Bring your own ideas and questions to the table, too. Don’t be afraid to ask things like:

  • “What’s the maximum amount of time kids should spend on homework each night?”

  • “Can I sign off on unfinished homework if my child has worked a certain amount of time?”

  • “Are there other ways for my child to learn or show understanding besides doing homework?”

  • “How can we adjust the workload to meet my child’s learning needs? Can we spread out the math problems over time?”

  • “Can my child get extra help in school? Is there an afterschool homework room, or do you have office hours?“

  • “Is there a way to make sure my child understands what to do with an assignment before leaving school?”

If you want to try specific strategies or supports for your child, say so directly. It’s better to say “I’d like to ask you if you could make some changes for my child, like _________” than “I think my child needs something different.”

If your child has an IEP or a 504 plan and you want to talk about adding homework accommodations, ask for a team meeting. You may also want to meet if your child already has accommodations but the teacher doesn’t always use them or they’re not helping.
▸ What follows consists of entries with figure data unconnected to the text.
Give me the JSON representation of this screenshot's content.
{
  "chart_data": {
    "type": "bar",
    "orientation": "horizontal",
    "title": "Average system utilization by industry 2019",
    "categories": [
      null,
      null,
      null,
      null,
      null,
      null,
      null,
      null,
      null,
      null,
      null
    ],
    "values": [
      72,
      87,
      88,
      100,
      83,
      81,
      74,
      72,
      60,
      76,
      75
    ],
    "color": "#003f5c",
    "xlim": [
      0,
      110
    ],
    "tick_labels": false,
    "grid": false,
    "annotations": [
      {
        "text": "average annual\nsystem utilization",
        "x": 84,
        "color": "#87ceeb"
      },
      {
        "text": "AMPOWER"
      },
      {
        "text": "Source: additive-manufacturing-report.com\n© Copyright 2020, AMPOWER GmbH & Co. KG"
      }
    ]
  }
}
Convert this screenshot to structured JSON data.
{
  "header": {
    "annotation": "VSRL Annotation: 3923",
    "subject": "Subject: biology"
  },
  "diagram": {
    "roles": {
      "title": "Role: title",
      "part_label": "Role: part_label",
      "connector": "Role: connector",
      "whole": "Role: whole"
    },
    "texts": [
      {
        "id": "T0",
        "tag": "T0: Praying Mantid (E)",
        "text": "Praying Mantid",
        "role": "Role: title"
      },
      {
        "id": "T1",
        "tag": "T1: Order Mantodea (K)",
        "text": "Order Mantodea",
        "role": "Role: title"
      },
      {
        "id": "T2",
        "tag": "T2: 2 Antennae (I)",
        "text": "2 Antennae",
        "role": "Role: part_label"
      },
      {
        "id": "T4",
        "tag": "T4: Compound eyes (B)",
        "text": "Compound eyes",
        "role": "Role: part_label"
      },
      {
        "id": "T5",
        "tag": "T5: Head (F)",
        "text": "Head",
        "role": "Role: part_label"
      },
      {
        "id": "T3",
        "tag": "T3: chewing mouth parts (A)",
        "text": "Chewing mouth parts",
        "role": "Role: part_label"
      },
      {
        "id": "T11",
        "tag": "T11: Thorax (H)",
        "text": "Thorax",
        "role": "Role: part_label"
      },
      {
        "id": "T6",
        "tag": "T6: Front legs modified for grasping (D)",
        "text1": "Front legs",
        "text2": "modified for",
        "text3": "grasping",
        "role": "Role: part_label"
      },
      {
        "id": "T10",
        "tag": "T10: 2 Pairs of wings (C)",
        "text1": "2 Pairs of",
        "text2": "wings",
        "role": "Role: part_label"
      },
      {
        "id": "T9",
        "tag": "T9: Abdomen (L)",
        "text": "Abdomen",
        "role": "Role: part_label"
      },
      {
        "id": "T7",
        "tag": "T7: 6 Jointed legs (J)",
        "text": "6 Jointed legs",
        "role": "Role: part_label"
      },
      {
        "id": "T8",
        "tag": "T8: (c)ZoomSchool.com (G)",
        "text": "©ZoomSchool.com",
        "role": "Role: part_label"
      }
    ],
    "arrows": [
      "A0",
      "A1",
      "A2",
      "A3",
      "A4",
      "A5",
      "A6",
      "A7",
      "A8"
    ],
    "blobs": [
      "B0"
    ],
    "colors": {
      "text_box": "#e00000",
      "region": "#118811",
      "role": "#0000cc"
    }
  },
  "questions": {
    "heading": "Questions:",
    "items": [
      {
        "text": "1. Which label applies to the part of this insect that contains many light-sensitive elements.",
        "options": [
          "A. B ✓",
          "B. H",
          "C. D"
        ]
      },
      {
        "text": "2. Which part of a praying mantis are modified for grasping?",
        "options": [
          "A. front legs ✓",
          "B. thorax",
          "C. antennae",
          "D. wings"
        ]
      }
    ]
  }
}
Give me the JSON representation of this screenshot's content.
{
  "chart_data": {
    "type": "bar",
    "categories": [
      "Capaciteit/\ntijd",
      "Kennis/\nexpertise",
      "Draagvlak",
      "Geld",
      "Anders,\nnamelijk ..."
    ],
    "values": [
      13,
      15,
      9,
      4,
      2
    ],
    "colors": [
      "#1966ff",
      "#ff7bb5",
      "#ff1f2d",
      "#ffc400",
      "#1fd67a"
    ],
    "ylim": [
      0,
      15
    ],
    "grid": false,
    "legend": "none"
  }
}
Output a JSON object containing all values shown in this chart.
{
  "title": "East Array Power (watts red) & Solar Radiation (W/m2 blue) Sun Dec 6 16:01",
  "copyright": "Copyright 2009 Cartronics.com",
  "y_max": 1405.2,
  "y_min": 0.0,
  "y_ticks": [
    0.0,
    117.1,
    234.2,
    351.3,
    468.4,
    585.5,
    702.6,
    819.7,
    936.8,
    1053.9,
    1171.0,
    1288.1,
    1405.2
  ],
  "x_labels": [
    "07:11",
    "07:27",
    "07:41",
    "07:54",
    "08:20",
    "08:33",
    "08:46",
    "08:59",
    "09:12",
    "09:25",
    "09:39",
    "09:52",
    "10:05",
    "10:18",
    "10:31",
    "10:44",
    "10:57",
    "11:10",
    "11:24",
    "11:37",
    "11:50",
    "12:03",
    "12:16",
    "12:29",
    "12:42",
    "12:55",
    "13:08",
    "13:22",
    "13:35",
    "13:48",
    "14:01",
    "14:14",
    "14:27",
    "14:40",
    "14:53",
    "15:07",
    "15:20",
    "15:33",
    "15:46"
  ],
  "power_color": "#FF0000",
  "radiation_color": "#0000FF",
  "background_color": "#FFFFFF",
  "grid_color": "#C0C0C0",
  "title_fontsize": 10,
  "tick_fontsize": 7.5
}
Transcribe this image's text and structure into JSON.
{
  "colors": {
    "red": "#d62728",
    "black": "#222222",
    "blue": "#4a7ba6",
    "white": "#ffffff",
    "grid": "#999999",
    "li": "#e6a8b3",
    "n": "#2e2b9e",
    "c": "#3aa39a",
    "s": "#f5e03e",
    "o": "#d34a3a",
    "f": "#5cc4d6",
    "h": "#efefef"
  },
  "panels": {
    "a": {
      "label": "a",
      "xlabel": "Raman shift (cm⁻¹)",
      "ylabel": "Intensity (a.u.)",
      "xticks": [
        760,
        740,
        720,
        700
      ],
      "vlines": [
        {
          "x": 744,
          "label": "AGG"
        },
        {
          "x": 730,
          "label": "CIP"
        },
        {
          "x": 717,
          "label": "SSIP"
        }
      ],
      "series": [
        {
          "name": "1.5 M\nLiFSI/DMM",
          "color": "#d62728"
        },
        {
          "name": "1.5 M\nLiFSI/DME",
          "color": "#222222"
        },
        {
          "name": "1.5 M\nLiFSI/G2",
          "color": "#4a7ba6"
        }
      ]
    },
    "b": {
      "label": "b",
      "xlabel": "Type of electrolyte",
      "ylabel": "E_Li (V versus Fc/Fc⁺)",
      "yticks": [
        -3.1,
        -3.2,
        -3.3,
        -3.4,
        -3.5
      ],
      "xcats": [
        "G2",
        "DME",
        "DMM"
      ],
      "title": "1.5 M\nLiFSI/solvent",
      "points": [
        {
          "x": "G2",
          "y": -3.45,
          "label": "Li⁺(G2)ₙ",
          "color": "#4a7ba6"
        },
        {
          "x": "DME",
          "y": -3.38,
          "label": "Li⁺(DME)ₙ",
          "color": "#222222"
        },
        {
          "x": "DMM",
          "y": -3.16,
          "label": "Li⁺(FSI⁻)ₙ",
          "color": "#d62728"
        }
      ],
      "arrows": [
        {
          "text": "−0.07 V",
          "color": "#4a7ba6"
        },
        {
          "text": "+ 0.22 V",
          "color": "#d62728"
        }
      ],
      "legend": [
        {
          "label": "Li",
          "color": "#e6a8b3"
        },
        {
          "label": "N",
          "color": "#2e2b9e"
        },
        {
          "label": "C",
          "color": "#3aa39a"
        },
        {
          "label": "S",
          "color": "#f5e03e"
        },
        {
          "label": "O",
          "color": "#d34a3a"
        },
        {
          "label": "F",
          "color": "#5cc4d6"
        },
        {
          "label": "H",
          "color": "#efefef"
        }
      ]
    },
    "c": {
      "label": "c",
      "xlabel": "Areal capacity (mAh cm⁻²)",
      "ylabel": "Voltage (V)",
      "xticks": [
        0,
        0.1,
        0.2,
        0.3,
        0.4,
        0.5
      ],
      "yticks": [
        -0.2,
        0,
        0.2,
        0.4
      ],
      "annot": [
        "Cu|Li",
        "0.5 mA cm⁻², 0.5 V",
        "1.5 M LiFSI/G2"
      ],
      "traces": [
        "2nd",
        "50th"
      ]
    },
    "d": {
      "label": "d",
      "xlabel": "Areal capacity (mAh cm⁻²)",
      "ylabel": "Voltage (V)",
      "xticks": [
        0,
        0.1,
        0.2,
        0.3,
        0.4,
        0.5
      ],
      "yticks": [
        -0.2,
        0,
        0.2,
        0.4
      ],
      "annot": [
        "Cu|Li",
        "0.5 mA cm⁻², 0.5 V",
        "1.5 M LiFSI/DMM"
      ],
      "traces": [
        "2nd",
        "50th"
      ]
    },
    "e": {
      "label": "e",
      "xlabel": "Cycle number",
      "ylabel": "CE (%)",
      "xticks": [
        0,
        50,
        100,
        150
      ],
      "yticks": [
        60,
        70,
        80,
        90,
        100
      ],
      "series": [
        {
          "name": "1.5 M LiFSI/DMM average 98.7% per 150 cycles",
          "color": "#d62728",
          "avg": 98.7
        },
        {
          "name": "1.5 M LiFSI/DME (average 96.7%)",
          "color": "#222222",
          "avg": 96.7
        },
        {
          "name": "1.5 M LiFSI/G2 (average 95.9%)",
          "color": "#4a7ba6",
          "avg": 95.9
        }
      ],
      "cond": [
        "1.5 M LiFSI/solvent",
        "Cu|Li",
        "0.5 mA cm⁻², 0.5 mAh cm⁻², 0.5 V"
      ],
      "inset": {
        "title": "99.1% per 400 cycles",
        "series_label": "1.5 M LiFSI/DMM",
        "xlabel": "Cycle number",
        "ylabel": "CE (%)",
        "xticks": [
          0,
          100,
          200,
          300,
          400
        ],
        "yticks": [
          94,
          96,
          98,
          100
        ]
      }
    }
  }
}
If your child doesn’t have one of these plans, you can still ask whether there are things the teacher can do to help. Many teachers are open to working with parents and caregivers to find homework solutions.

Once you’ve agreed on a plan, arrange to check in with the teacher in a few weeks to talk over progress. If there hasn’t been much, talk about possible next steps.

Learn more about steps you can take if your child is falling behind in school. And read about solutions to common homework challenges.

Key takeaways

  • Give the teacher specific examples of what “too much homework” looks like for your child.

  • When you come up with a plan, suggest solutions and keep the focus on your child’s struggles.

  • Check in with the teacher after a few weeks to talk about whether the plan is working.